The audience will not remember all your slides no matter how well your presentation is constructed. You want the audience to ask questions! You want lively discussion! You want to get the audience interested in your work! These goals are more important than getting through every slide. Talking faster does nothing for the audience.

Before your presentation develop a plan for how you will proceed if the time is shortened by either a good discussion or other factors, like the Chairman showing up late. Figure out how you will verbally summarize the parts you're not going to get through and whether there are one or two slides in the omitted sections that really are essential.
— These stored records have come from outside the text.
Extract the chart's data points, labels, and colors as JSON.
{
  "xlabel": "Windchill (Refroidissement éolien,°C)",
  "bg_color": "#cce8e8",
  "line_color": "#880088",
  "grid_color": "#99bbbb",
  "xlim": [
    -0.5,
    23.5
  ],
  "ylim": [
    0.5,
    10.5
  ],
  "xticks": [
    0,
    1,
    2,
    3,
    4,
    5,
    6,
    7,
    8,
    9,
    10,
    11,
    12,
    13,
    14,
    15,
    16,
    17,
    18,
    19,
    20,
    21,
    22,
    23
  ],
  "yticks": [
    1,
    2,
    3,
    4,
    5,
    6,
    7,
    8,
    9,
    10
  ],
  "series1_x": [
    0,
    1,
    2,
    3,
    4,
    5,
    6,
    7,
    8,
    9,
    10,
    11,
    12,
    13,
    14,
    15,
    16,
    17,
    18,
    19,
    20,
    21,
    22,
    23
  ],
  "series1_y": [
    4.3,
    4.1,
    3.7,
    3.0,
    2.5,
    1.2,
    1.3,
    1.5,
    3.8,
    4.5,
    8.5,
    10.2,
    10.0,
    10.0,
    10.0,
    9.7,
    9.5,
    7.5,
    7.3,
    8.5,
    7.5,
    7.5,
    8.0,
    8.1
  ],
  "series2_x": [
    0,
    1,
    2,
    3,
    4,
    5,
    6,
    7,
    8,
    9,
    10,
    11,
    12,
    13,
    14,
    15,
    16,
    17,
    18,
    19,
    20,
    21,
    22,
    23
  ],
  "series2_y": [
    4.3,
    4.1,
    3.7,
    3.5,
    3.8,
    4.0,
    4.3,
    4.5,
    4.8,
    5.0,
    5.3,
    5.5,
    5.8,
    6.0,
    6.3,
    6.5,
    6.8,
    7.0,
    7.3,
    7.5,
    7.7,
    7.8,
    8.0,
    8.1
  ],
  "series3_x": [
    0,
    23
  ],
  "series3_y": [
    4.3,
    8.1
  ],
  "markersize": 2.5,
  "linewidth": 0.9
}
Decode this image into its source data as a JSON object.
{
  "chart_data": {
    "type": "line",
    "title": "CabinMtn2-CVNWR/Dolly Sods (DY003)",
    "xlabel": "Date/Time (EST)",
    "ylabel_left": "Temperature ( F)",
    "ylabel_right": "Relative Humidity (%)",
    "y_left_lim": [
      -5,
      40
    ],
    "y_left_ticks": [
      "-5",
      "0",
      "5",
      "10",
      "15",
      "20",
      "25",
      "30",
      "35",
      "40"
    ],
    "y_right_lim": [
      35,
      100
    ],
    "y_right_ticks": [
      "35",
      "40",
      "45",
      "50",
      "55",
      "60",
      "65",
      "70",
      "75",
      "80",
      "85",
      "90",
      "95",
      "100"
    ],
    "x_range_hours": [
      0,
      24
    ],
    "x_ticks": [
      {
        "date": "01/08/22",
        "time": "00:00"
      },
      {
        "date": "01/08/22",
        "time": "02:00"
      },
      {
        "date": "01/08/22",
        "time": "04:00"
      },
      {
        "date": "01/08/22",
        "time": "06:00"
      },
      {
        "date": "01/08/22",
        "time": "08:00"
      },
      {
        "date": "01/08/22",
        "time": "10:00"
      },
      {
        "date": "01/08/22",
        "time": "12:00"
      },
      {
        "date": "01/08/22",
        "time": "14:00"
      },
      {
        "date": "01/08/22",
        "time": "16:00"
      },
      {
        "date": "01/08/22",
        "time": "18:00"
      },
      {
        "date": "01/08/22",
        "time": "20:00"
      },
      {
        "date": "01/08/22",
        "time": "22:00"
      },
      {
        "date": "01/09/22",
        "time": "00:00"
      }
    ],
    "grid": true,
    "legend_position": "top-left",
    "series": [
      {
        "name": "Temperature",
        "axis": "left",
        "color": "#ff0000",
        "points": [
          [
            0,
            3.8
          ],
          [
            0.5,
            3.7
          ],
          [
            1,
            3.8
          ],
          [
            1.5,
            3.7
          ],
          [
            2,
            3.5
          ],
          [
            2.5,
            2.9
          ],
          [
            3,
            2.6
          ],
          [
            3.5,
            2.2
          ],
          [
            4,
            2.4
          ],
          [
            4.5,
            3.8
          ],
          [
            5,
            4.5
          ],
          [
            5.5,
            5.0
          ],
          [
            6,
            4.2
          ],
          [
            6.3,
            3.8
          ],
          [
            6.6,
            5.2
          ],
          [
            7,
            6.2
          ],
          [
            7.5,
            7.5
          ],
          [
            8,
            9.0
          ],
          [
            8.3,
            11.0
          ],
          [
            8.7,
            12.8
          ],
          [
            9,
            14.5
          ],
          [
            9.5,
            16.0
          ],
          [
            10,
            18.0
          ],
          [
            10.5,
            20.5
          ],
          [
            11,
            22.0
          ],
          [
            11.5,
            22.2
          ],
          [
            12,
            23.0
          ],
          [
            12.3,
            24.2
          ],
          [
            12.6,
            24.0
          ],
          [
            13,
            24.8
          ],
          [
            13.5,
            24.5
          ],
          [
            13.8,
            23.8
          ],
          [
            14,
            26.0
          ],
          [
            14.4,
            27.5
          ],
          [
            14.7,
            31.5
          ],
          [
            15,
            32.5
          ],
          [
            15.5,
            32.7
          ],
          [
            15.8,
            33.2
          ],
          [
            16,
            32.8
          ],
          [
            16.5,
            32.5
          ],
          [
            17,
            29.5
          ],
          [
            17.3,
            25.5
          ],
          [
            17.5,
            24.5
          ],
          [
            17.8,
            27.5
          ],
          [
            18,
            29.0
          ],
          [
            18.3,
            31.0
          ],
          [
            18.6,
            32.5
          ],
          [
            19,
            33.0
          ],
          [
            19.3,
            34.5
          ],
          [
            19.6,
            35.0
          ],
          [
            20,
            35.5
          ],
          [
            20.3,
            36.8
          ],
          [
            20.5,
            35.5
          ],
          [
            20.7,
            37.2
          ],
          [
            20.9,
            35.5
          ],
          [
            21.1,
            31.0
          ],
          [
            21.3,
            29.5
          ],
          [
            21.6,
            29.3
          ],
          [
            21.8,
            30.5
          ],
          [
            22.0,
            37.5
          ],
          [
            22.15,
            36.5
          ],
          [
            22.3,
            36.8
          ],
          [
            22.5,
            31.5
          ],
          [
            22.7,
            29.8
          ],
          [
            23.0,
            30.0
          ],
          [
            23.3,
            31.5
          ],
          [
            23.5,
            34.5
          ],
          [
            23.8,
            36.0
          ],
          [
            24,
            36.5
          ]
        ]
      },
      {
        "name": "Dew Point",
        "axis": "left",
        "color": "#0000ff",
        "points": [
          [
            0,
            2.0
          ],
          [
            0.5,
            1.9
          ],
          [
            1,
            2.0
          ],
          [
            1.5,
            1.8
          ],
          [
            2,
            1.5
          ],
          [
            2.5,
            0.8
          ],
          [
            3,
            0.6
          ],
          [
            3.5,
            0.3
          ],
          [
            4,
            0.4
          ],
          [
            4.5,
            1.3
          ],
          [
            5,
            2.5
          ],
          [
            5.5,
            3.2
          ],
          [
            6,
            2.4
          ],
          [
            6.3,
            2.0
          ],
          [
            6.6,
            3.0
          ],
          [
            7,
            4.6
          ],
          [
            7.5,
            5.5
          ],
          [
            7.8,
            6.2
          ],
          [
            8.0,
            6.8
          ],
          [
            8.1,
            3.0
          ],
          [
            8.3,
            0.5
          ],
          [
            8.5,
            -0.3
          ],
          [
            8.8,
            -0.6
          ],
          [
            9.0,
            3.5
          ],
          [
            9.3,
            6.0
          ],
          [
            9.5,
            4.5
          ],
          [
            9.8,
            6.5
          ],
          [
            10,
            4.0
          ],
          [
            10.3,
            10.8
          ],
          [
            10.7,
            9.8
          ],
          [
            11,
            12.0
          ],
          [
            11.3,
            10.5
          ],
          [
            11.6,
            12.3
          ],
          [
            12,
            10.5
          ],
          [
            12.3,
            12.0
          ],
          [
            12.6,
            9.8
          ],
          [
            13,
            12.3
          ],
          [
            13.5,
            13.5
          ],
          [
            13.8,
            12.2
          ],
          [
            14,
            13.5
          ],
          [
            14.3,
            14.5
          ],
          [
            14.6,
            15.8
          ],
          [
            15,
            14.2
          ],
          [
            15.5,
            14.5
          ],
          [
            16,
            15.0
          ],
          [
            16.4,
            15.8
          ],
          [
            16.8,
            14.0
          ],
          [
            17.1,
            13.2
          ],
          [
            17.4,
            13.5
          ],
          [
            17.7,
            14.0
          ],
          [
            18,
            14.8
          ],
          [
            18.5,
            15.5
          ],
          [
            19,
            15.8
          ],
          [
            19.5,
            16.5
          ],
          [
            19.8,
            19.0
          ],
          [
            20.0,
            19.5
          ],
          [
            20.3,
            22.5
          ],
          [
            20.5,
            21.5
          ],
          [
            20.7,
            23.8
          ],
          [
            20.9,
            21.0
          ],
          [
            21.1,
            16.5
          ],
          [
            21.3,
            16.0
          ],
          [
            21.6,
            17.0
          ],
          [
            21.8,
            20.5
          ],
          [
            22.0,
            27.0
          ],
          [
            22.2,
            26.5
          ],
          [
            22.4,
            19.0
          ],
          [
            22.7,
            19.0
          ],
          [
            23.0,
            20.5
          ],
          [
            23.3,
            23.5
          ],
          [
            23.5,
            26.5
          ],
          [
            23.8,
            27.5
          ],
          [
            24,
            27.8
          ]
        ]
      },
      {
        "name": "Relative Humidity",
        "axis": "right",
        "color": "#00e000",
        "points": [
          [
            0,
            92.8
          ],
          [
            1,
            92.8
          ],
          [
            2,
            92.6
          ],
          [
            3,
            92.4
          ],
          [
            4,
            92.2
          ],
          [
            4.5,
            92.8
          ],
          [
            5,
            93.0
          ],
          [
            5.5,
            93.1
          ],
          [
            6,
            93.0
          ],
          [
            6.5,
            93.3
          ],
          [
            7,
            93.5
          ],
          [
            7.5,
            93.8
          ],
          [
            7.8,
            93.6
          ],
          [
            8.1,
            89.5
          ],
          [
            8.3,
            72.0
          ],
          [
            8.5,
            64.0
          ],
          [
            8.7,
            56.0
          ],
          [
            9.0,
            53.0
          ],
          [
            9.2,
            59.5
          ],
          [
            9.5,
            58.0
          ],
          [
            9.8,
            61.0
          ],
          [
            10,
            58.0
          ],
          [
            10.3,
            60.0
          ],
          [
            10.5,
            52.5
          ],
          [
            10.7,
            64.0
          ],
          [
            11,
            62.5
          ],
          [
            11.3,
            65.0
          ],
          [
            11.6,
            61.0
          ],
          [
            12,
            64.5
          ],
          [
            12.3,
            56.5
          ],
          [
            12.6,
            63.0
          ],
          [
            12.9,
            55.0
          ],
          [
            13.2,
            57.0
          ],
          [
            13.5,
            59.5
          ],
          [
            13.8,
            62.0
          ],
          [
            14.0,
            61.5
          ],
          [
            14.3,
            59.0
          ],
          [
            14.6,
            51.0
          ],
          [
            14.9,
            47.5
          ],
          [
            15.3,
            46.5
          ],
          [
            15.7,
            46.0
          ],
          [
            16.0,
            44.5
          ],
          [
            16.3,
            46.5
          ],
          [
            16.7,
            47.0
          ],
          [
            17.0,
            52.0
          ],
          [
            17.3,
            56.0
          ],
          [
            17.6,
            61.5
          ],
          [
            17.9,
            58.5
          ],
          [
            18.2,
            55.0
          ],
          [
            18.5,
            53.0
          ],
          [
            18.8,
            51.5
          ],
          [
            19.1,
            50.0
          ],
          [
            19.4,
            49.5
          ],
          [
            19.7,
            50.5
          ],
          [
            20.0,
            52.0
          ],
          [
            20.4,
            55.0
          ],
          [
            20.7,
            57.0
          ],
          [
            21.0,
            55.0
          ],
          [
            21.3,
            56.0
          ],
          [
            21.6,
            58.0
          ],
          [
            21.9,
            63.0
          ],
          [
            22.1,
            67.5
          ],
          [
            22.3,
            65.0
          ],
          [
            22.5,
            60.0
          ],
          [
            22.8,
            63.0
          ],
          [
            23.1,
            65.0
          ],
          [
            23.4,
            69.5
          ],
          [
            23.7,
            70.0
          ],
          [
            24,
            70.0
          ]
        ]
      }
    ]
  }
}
If you use the technique of "building up" a presentation rather than cutting it down, this task will be easy (see first the earliest tip on this blog).

How many times have you seen presentations where the fonts on the graph axes are too small to read? Perhaps there are 5 or 6 graphs on the page, all with axes that are unreadable.

When you flip on a new slide the listener needs to flip their mental state to start comprehending the new slide. Taking time to explain the axes of your graph is the perfect way to introduce a new slide. Use your pointer and point to the Y axis and tell the audience what it represents. Then do the same for the X axis. Be deliberate!

Axes should be labeled in clear large font (24 bold, Helvetica is great, 18 bold is tolerable, less than that is invisible). Also don't be lazy and reproduce the vertical layout of text that pops out of Excel. Erase it and rewrite the Y axis label in the horizontal mode so the audience doesn't have to bend their necks.

Most speakers don't have a clue what to do with the pointer. However it is an essential tool in an effective presentation.

A presentation is a visual and oral communication synergy. Slides should not stand on their own, or why are you up there talking? Your words are intended to amplify what is on the slide. A presentation is an attempt to achieve more powerful communication by combining the oral and visual.

The audience needs help relating the spoken words to the part of the slide that the words are explaining. If you are explaining the two axes of a graph, point to each axis as you explain it. If you are explaining 4 text bullet points, point to each item as you amplify its contents with your words. You need to help the audience connect the audio with the visual.

In general, a physical pointer is preferable to a laser pointer. The extension of your arm and the length of the pointer makes a physical line between your words and the part of the slide you want to discuss. A physical pointer is also easier to control and the speaker is unlikely to wave it around in a mindless set of circles.

Those presentations in a huge room with two widely separated screens can be a problem because a laser pointer only allows you to point at one screen at a time. Ask the tech people to close off one of the screens or at least tell the audience which screen they should look at.

Use the pointer with discipline! It is the key to connecting the audio and the visual.